Saksi bernama HN mengatakan kejadian bermula saat ia mendengar teriakan minta tolong dari RM, istri pelaku. Saat naik ke rumah, ia melihat Rudi berdiri di dapur sambil memegang parang. Pelaku disebut mencoba menebas leher RM, tetapi korban menahan serangan itu.
HN sempat berusaha mencari kayu untuk melumpuhkan pelaku. Namun sebelum ia kembali, Rudi sudah berlari keluar sambil mengayunkan parang dan mengenai kepala anaknya, SL. Usai menyerang istri dan anaknya, Rudi melarikan diri ke arah hutan Lamese, tak jauh dari lokasi kejadian.
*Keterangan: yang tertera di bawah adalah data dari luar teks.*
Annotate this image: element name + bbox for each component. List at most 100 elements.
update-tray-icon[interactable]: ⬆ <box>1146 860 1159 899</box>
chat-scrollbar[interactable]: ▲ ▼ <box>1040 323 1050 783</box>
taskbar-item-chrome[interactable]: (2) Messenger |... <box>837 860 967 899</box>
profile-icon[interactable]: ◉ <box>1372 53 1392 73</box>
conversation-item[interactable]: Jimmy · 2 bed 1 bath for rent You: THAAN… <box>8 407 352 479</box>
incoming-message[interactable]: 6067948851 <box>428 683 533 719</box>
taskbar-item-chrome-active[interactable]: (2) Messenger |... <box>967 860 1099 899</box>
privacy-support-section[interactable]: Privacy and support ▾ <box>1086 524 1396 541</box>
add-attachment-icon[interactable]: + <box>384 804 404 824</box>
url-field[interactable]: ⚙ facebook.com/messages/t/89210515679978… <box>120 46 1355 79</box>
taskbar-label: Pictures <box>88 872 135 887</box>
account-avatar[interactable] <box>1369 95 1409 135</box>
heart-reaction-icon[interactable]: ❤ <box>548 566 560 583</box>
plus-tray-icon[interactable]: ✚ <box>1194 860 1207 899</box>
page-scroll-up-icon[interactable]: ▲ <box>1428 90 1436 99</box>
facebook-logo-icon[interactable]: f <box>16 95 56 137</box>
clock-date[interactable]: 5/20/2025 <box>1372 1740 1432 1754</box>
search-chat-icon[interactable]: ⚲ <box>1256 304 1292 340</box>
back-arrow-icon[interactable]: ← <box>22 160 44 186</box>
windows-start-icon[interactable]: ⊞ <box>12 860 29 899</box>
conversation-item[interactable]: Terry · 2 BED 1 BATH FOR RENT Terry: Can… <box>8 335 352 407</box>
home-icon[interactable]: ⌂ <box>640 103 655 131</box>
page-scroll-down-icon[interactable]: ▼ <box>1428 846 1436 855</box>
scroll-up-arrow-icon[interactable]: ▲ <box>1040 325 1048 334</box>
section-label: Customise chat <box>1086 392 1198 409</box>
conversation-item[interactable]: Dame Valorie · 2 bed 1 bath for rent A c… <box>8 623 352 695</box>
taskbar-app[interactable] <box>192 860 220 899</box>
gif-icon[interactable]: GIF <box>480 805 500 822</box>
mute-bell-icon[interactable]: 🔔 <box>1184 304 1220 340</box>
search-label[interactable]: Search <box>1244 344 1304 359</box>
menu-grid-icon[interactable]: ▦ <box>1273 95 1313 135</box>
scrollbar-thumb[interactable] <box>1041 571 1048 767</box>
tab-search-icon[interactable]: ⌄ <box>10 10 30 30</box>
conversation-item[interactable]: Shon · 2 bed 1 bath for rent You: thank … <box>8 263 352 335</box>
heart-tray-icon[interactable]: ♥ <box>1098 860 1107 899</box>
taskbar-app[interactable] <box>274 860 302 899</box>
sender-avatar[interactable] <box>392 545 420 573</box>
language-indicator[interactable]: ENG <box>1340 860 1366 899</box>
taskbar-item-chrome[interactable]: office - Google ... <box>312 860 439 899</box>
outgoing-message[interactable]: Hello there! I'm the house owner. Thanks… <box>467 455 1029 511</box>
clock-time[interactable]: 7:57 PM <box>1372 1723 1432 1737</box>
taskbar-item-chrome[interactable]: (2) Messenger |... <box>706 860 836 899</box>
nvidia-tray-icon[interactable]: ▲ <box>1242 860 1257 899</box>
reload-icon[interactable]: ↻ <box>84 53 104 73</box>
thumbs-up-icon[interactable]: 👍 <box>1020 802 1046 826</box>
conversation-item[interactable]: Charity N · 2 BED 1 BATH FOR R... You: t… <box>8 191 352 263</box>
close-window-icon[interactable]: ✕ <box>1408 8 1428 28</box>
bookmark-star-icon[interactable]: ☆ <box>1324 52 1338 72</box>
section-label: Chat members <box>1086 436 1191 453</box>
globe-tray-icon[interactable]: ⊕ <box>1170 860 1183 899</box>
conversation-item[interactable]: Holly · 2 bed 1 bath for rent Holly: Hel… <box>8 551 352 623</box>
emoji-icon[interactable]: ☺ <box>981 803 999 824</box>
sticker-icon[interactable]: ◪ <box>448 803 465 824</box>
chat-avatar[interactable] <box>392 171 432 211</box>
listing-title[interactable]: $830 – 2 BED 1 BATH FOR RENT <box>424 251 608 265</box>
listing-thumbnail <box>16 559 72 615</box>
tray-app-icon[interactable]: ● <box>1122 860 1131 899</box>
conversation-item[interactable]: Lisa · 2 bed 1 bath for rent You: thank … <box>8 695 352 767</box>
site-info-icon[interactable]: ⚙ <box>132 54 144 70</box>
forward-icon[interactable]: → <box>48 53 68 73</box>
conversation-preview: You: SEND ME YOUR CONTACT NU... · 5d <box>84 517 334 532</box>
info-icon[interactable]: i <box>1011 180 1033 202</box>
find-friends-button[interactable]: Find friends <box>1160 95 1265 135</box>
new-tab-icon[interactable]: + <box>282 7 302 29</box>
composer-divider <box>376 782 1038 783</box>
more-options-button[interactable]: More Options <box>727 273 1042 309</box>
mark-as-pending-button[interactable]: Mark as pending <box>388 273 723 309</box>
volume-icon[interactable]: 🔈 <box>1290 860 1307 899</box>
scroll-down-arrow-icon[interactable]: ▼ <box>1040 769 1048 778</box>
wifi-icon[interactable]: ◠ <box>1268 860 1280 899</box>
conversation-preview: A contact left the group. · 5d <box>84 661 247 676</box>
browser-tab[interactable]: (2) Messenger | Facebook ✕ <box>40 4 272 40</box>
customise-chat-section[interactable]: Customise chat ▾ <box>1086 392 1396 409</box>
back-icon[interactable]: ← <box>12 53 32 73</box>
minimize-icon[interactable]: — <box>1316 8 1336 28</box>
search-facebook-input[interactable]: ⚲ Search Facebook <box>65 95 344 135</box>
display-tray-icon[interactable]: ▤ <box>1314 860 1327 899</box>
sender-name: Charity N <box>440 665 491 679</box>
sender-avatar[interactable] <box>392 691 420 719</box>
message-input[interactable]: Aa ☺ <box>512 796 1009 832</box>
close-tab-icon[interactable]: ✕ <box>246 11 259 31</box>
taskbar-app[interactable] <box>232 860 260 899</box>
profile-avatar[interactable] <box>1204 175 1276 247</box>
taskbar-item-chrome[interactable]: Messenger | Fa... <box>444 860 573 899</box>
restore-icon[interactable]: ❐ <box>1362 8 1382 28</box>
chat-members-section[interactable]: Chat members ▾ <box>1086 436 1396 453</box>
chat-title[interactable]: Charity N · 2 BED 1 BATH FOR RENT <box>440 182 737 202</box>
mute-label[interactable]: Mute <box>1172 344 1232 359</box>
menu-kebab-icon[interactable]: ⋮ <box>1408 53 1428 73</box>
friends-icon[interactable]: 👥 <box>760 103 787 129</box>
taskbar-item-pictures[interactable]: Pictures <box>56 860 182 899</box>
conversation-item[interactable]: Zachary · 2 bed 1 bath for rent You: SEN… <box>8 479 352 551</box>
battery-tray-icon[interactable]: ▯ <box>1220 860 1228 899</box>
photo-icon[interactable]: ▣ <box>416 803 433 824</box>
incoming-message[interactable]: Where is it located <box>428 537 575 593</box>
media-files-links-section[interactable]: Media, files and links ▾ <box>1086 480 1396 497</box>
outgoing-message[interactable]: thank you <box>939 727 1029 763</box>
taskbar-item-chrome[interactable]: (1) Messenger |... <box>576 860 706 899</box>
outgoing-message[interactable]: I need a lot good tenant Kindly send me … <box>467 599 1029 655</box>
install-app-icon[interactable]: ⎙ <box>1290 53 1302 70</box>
Warga langsung mengevakuasi kedua korban ke Puskesmas Routa sebelum dirujuk ke RS PT Vale, Luwu Timur, Sulawesi Selatan. Keduanya mengalami luka serius di leher dan kepala. Aparat Polsek Routa ikut mengawal proses rujukan tersebut.
Kasat Reskrim Polres Konawe, AKP Taufik Hidayat, membenarkan kejadian ini. Ia menyebut tim gabungan tengah memburu pelaku yang diketahui merupakan suami RM meski pernikahan keduanya tidak tercatat di KUA.
“Pelaku sudah kami identifikasi dan saat ini masih dalam pengejaran di sekitar hutan Lamese. Kami akan tindak tegas pelaku KDRT ini,” ujar Taufik dalam keterangan resminya.
Hingga kini, polisi bersama warga terus menyisir kawasan hutan untuk menangkap Rudi.